Produce industry experts agree that the move toward sustainability will continue.
Shannon Boase, director of new market development for CKF Inc. in Langley, BC, foresees considerably less plastic packaging five years from now.
According to Steve Greenfield, director of sales and marketing for NNZ Inc., an international company that makes packaging for the produce industry, “Retail packaging will be much more environmentally friendly, but there is a caveat to that statement.
“Europe has adopted a total recyclability strategy rather than a compostable one—mainly because it’s much easier to recycle than compost, but also because if you do the research, plastic uses less water, energy, and has a smaller carbon footprint than paper products. So you need to concentrate on the beginning of life for the product as much as the end of life.”
At the same time, the industry will continue to increase packaging. Boase sees more “packaging specifically for online grocery” as well as “more packaging for storage and more packaging for transport.”
Top-sealed packages will probably be at the forefront of future developments. So far, they are not resealable.
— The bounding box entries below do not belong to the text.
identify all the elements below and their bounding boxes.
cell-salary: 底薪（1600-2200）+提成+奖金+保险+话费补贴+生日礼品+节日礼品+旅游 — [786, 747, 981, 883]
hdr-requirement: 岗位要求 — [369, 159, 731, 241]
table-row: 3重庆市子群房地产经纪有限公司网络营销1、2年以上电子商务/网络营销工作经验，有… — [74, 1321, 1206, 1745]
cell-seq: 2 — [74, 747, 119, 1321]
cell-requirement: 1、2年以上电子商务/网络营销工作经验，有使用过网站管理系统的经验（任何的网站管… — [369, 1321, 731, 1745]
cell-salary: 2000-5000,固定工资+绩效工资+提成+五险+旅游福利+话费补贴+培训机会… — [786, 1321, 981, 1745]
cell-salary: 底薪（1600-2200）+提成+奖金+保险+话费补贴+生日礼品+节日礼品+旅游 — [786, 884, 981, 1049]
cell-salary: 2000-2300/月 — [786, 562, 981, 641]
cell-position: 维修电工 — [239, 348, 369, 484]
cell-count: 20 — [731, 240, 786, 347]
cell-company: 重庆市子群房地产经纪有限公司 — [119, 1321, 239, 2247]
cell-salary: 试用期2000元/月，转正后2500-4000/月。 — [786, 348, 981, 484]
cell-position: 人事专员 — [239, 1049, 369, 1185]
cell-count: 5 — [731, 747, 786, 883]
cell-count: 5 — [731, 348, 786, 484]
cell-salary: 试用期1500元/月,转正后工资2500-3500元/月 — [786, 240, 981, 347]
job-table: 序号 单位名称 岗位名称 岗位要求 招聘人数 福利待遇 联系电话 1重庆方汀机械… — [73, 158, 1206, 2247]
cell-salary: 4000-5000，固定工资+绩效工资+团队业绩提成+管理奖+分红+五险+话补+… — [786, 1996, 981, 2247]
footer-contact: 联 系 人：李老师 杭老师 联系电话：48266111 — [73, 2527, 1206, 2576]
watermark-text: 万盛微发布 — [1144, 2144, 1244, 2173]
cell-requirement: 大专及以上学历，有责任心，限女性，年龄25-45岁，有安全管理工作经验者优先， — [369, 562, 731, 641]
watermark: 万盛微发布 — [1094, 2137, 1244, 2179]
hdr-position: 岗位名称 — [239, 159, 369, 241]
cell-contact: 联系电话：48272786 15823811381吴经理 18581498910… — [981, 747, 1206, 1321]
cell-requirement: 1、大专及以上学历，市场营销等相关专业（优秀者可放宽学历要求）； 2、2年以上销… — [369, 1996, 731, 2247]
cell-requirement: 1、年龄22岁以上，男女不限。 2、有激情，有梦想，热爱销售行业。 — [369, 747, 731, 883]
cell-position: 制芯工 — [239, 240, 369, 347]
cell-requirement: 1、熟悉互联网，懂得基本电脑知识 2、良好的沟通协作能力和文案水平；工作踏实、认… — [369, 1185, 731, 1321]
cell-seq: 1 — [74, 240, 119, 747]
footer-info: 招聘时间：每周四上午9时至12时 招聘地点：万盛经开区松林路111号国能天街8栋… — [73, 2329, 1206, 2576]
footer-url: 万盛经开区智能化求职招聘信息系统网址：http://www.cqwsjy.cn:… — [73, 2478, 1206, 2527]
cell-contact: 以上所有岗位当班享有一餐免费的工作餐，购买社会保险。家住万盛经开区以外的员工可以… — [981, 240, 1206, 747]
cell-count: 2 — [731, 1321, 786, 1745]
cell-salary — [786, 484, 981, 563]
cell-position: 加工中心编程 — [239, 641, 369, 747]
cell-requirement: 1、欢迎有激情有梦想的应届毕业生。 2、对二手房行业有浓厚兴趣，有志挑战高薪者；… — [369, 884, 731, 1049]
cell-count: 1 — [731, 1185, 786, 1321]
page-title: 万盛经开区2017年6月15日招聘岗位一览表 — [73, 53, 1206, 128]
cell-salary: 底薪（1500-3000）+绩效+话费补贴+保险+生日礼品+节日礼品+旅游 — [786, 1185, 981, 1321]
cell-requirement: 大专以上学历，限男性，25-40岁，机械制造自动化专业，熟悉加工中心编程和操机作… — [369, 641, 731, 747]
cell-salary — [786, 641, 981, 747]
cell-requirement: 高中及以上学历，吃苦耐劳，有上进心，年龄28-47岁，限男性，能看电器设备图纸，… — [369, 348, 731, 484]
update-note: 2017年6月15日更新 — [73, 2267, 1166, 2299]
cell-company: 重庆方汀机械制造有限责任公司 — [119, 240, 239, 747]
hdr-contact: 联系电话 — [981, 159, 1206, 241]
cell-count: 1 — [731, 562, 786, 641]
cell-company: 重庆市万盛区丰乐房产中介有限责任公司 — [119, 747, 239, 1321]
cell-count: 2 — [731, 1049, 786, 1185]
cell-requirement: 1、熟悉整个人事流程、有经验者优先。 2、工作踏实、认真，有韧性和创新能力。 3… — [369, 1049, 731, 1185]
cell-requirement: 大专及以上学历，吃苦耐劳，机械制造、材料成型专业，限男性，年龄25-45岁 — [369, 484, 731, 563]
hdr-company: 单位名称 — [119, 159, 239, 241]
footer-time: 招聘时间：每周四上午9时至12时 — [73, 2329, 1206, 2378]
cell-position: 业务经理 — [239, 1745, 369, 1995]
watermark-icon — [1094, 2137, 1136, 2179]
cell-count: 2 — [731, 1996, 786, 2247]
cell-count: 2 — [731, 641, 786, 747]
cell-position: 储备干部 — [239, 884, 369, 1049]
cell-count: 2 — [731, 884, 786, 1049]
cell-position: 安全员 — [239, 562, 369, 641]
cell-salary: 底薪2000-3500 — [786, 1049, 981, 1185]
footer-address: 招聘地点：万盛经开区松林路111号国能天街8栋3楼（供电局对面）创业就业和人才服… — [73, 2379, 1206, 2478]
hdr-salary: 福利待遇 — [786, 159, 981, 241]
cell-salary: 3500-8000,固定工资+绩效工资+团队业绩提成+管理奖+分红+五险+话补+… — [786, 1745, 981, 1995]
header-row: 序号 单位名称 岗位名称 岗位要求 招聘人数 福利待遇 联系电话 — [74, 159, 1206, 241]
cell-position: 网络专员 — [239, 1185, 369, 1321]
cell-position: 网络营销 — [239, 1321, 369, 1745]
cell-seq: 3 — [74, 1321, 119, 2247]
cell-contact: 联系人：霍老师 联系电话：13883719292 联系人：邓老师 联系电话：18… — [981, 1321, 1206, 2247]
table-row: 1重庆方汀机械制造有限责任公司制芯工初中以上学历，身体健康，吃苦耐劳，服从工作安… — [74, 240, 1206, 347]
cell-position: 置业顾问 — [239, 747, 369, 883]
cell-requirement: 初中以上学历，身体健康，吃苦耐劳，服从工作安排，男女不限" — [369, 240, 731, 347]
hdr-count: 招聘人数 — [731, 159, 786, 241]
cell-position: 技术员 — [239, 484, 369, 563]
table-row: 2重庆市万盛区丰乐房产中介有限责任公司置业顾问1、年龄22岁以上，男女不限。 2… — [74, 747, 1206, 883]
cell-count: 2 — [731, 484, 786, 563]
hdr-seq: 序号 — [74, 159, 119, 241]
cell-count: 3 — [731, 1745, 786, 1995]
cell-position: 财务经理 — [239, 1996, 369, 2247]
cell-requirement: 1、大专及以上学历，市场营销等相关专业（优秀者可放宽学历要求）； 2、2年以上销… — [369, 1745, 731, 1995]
“The film guys haven’t been able to crack that nut yet,” Boase concedes, “mostly due to the adhesive required for resealable film. The adhesive doesn’t withstand the cold chain.”
Bulk—by far the most sustainable way of selling fresh produce—remains important.
Brianna Shales, marketing director for Stemilt Growers, LLC BB #:113654 in Wenatchee, WA, notes that for apples (a main Stemilt product), “We see about 60 percent sold bulk, or by the pound, and 40 percent in packages. Bulk apples and pears are still the primary way these fruits are merchandized, and the fact that they aren’t packaged tells a positive sustainability story.”
Given the drive toward sustainability, it is curious that bulk is increasingly becoming supplanted by less environmentally friendly methods. But trends such as online shopping and a greater emphasis on branding militate against bulk and toward packaging in the long run.
Food safety issues also affect bulk sales. “If you can call it a ‘good’ thing that came out of the pandemic,” Greenfield observes, “people are more cautious—they don’t want 30 people having touched the apple or tomato they’ll take home.”
Hence the movement to more packaged produce over bulk. Greenfield says the balance used to be about 80 percent bulk and 20 percent packaged, be sees this “moving more to a 60/40 split or even 50/50.”